信念とともに若く疑惑とともに老いる」を座右の銘に書き続けます。

ウィキリークスが見た日米関係

2011-02-11 | 経済と世相
 ウィキリークスが日本政府に関連しては、どんな公電をすっぱ抜くかと興味深々でした。週刊朝日に「東京新聞に情報がある」とあったので、昨日、大学図書館に行き「1月20日の東京新聞見せてください」とインフォーメーシヨンの女性に頼むとすぐ出してくれました。

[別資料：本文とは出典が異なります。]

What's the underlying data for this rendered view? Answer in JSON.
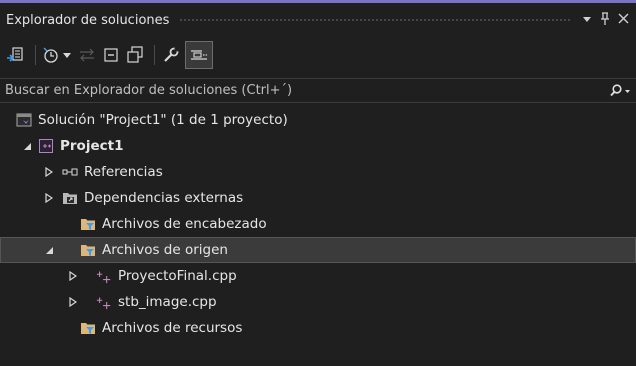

 以下、「米国が望んだ菅首相」と題する記事の要約です。

『昨年2月3日、ソウルでキャンベル米国務次官補は金星煥(キムソンファン)外交安保主席秘書官と面会し、会議内容を在韓米大使館から本国へ送った。

 「両者(キャンベル・金)は、民主党と自民党は『全く異なる』という認識で一致。北朝鮮との交渉で民主党が米韓と協調する重要性も確認した。また、金氏が北朝鮮が複数のチャンネルで民主党と接触していることは明らかと説明。キャンベル氏は、岡田外相と菅財務相と直接話し合うことの重要性を指摘した」

 この公電の意味を読み解くポイントは、米国が交渉の相手として当時の鳩山首相ではなく、岡田・菅氏を名指したことにある。

 鳩山氏は、一昨年夏の総選挙前に、普天間飛行場の移設問題で「最低でも県外」と主張した。政権交代後に交渉に乗り出したが、米政府が猛反発し鳩山政権は迷走を始める。公電が打たれたのはそんな時期。

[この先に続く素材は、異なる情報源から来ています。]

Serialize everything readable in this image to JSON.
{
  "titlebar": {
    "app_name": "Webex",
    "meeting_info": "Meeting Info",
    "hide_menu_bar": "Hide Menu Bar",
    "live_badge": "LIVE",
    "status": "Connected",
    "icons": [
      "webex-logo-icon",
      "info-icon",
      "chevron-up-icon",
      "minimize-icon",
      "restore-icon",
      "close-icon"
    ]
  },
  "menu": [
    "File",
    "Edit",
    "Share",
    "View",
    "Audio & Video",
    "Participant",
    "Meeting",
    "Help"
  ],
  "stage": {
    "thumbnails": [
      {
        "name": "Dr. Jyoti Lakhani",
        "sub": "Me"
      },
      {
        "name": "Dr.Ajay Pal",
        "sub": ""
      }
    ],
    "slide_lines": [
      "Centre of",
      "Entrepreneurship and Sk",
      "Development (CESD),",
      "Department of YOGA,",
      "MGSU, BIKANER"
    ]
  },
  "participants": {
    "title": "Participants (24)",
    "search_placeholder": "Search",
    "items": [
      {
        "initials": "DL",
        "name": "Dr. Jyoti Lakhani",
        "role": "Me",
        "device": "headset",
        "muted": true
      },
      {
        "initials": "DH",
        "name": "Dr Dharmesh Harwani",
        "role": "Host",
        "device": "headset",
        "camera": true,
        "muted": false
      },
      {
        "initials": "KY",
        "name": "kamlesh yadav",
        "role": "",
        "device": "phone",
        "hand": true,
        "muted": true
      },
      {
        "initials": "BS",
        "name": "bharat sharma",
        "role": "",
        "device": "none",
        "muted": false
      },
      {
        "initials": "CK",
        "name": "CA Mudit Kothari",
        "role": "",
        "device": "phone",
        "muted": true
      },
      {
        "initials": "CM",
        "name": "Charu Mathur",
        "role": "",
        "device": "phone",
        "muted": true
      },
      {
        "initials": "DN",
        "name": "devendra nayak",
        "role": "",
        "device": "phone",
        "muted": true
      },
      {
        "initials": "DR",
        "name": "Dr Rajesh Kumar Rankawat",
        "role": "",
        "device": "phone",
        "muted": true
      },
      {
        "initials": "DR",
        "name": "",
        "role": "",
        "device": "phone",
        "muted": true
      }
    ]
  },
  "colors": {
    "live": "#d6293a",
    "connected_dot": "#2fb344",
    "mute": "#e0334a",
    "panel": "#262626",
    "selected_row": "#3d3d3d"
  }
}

 沖縄では「県外移転」への期待感は高まるばかり。その一方で、鳩山氏に対する米側の不信感は深まっていった。(中略)鳩山氏は急転直下で県外移転を断念し、6月に首相を辞任。後継首相となった菅氏は「普天間飛行場を名護市辺野古沖に移転する」・・・鳩山氏が打ち出した「東アジヤ共同体構想」は、いつの間にやら、忘れ去られた。

 元外務省国際情報局長・元防衛大学校教授の孫崎亨さんは、ウィキリクスの公電が意味するのは、米国が鳩山首相と距離を置き、岡田・菅氏を対話すべき相手と判断したこととする。

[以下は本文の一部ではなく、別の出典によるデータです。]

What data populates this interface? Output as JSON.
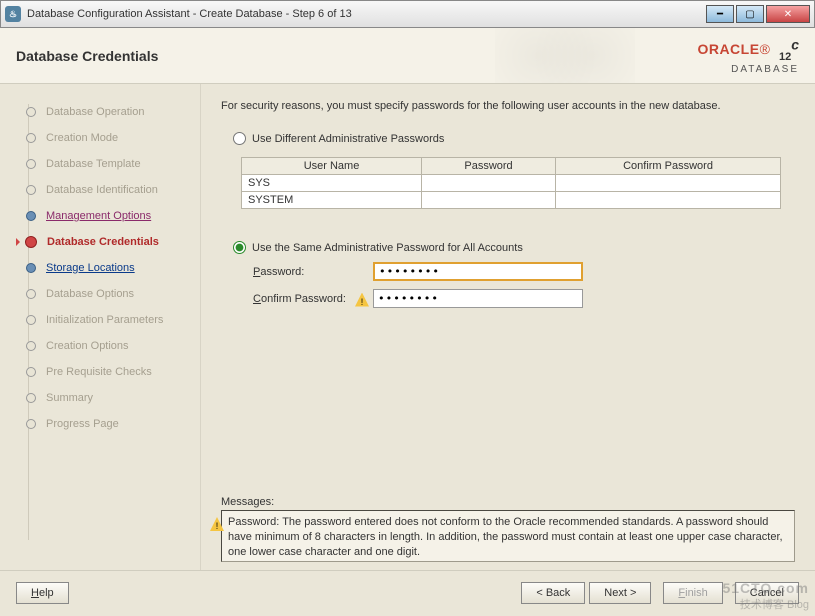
{
  "window": {
    "title": "Database Configuration Assistant - Create Database - Step 6 of 13"
  },
  "banner": {
    "heading": "Database Credentials",
    "brand": "ORACLE",
    "version_main": "12",
    "version_sup": "c",
    "product": "DATABASE"
  },
  "steps": [
    {
      "label": "Database Operation",
      "state": "plain"
    },
    {
      "label": "Creation Mode",
      "state": "plain"
    },
    {
      "label": "Database Template",
      "state": "plain"
    },
    {
      "label": "Database Identification",
      "state": "plain"
    },
    {
      "label": "Management Options",
      "state": "linkm"
    },
    {
      "label": "Database Credentials",
      "state": "current"
    },
    {
      "label": "Storage Locations",
      "state": "link"
    },
    {
      "label": "Database Options",
      "state": "plain"
    },
    {
      "label": "Initialization Parameters",
      "state": "plain"
    },
    {
      "label": "Creation Options",
      "state": "plain"
    },
    {
      "label": "Pre Requisite Checks",
      "state": "plain"
    },
    {
      "label": "Summary",
      "state": "plain"
    },
    {
      "label": "Progress Page",
      "state": "plain"
    }
  ],
  "content": {
    "info": "For security reasons, you must specify passwords for the following user accounts in the new database.",
    "radio_different": "Use Different Administrative Passwords",
    "table": {
      "headers": [
        "User Name",
        "Password",
        "Confirm Password"
      ],
      "rows": [
        {
          "user": "SYS"
        },
        {
          "user": "SYSTEM"
        }
      ]
    },
    "radio_same": "Use the Same Administrative Password for All Accounts",
    "password_label": "Password:",
    "confirm_label": "Confirm Password:",
    "password_value": "••••••••",
    "confirm_value": "••••••••",
    "messages_label": "Messages:",
    "message_text": "Password: The password entered does not conform to the Oracle recommended standards. A password should have minimum of 8 characters in length. In addition, the password must contain at least one upper case character, one lower case character and one digit."
  },
  "footer": {
    "help": "Help",
    "back": "< Back",
    "next": "Next >",
    "finish": "Finish",
    "cancel": "Cancel"
  },
  "watermark": {
    "line1": "51CTO.com",
    "line2": "技术博客  Blog"
  }
}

 キャンベル氏は金氏と会う前日昨年2月2日、小沢一郎幹事長(当時)と日本で会談している。孫崎さんは「キャンベル氏は、その際、小沢―鳩山ラインは米国の防衛戦略に乗ってこないと判断した。一つは在日米軍基地について米国の意向に沿わない考え方をしていること、もう一つは対中国政策について、融和外交を進めようとしていたことだった」

 代わった菅政権。孫崎さんは「米国にすべてを丸投げしている」と批判。「普天間飛行場の辺野古移転方針、日米共同統合演習実施、在日米軍駐留費(思いやり予算)の維持など、米港側の移行どおりの施策を進めている」。だが、こうした「米国追従」は必ずしみ安全保障につながらないというのが孫崎さんの意見だ、「中国の軍事力は増大し、ミサイルの射程も伸びている。もはや軍事力に軍事力で対抗しようとしても効果はない」という。

 最後に東京新聞のデスクはこう結んだ。【菅首相が就任の挨拶で「学生時代に国際政治学者、永井陽之助先生の『平和の代償』を読んだ」とエピソードを披露したのを思い出した。米軍基地も思いやり予算も「平和の代償」と説く本である。晴れの舞台で、語りかけた言葉の先には、誰がいたのだろうか。】(米政府だとは私も思いたくはないのだが)

 実は、小生、普天間問題で「なぜ鳩山さんは先ず米政府と交渉しないのか?」と疑問を抱いていましたが、どうやら交渉はしたのらしい。峻拒されたのが、鳩山さんの迷走の原因のようだ。外務省は秘密にしていた!報道しなかったマスコミの責任は大きい。



 なお、こんな記事も載っていました。「鳩山氏に米国側は疑心暗鬼になった。一方、岡田氏に対する米国側の信頼は厚い。「沖縄密約問題」を、日米関係に傷をつけずに処理したことについて高く評価している」(東京財団上席研究員の渡部恒夫さん)

 密約問題、米政府は、息をのんで日本国内の世論を注視していたのだ。